# how to spice things up? suggestions welcome.



## rattlertx17 (May 8, 2012)

Wife and I have been married almost 3 years. We have a great relationship and things have definitely gotten better after starting to work out again. We are both physically attracted to each other and enjoy sex. Lately it seems we start it the same, go through the motions, and check it off a to-do list. Definitely not her fault or mine, just havent found anything new in a while that makes us both excited to get down. We introduced watching porn together a couple times but not sure it is her favorite. I suggested oil/massage, which we like but dont do all the time because it is messy, kind of save for date nights. Basically looking for suggestions as to some new things to add to our repertoire to spice things up. Toys? Techniques? Finger here? Mouth there? etc... I am open to suggestions too, things I would enjoy. Am pretty conservative but am open to ideas of things to suggest to her to try on me. Maybe she would have more fun during if she knew I was over the clouds, I know I enjoy it more when I know she is. 

Another concern, when going down on her, she seems to be way more ticklish than enjoying it. She is generally pushing my head away and ready for it to be over with. One of my concerns is that once she said she gets nervous when she feels like she is going to orgasm because she feels like she will "wet herself". From what I understand that sensation is normal, but doesnt actually occur. Any way to get her to keep going when she gets that feeling or get the entire act to be less ticklish and more enjoyable? She has been incredibly accommodating on most things in this area of our marriage, want to make sure she is as happy as I am.


----------



## Anon Pink (Jan 17, 2013)

If you don't have kids, you could make a game of sex by saying, we can't have sex in our bed for two weeks. We have to sex in other places. You could make her sit on your lap while you have dinner. You could pretend to be connected at the hip during meal prep or clean up, she uses your arms to wash and wipe or slice and dice. <- very messy but fun with the right attitude. Whenever a commercial for a car comes on, you loose an article of clothing. Whenever a commercial for a household consumable comes on, she looses and article of clothing. A commercial for a movie or TV show, you both have to remove something.

Essentially, you need to take sex out of the bedroom on a regular basis.
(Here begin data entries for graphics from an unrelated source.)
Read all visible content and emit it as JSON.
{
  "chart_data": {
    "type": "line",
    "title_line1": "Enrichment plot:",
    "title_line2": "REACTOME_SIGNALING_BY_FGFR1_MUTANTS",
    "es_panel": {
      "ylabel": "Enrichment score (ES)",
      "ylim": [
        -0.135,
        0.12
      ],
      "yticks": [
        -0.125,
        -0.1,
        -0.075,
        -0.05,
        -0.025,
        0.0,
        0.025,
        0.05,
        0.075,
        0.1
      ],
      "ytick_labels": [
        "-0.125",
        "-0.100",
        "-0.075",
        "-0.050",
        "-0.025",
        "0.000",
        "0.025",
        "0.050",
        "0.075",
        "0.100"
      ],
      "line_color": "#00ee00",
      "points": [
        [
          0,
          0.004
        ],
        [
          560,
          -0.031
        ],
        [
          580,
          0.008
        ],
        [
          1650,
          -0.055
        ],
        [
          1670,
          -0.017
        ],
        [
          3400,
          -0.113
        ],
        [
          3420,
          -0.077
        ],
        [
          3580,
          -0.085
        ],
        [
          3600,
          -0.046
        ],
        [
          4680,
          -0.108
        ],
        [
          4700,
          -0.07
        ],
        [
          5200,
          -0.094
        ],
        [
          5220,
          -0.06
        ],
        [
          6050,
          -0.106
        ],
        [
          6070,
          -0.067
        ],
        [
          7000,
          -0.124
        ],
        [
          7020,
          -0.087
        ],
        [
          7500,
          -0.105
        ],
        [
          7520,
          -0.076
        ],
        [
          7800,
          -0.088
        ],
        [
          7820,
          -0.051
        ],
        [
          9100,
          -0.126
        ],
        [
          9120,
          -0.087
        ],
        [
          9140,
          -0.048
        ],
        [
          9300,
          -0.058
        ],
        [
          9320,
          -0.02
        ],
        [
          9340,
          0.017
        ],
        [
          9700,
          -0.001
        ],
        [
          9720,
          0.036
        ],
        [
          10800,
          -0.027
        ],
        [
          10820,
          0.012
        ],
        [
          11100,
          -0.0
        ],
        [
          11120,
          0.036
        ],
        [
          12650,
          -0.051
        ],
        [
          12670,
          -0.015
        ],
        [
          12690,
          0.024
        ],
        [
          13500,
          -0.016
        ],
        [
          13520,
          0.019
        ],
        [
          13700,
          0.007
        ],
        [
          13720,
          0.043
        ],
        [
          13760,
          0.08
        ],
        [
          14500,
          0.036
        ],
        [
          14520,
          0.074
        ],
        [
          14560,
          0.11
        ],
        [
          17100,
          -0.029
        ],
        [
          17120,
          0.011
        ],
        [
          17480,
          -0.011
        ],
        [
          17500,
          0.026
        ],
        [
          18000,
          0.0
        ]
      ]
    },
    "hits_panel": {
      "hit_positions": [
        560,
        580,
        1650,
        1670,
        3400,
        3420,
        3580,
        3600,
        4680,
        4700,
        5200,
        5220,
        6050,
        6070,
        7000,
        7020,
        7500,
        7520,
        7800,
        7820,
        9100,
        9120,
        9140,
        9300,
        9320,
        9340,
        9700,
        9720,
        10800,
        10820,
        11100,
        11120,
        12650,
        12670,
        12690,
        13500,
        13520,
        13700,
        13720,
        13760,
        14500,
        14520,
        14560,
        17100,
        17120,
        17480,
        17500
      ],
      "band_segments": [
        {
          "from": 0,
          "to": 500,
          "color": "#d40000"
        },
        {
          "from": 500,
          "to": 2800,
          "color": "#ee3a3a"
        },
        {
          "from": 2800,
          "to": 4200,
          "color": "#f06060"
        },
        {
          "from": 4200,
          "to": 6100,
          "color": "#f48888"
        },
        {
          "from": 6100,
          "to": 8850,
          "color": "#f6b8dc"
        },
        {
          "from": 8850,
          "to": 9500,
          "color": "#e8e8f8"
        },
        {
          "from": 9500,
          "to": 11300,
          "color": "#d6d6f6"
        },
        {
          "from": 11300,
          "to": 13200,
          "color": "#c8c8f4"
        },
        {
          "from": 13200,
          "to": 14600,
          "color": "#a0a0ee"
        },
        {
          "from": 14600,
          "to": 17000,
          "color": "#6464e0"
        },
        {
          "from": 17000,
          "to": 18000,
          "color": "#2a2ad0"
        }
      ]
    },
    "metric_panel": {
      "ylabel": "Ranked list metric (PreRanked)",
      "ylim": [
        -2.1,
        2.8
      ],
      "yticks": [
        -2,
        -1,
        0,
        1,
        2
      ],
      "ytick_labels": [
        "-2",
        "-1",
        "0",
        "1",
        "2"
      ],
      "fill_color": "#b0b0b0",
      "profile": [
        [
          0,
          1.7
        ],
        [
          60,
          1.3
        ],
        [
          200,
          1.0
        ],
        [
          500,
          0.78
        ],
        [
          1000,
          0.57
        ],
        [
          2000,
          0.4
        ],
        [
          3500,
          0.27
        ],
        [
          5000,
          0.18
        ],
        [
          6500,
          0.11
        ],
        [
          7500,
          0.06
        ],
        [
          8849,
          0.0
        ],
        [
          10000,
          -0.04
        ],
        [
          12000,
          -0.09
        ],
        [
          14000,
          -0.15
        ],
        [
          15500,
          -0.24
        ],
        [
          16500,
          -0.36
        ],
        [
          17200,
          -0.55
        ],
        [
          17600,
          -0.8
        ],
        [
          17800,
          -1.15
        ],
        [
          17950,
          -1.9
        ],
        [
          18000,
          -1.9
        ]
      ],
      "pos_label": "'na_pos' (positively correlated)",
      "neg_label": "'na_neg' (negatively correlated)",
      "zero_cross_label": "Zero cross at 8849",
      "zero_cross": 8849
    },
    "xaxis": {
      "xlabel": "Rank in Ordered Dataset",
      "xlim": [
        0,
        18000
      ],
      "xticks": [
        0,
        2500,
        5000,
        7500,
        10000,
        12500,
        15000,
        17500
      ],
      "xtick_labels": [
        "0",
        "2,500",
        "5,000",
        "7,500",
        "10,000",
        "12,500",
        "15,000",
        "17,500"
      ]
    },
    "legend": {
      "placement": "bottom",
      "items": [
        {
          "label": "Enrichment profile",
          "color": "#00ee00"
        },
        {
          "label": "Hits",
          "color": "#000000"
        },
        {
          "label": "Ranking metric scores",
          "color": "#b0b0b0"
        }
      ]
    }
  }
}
The last part of your post, lots of younger women are afraid to orgasm during cunilingus. To get her over the "hump" remove you mouth when she's near her orgasm and just use your fingers.


----------



## relationshipsguide_gal (Apr 6, 2013)

i actually have the same problem of feeling like i'm gonna 'wet myself'. what helps for me though is that my fiance lets me use the bathroom first.. (to help remove my anxiety).

buy her sexy lingerie. usually a girl who wears and sees herself often in sexy lingerie will eventually feel sexy and in-the-mood .. also, set the mood in your bedroom. 

you might also want to try playing cuddling-without-sex (hugging, touching, kissing but with strict rule of NO sex). this will actually make you YEARN for sex. best of luck! - mae (relationshipsguide_gal)


----------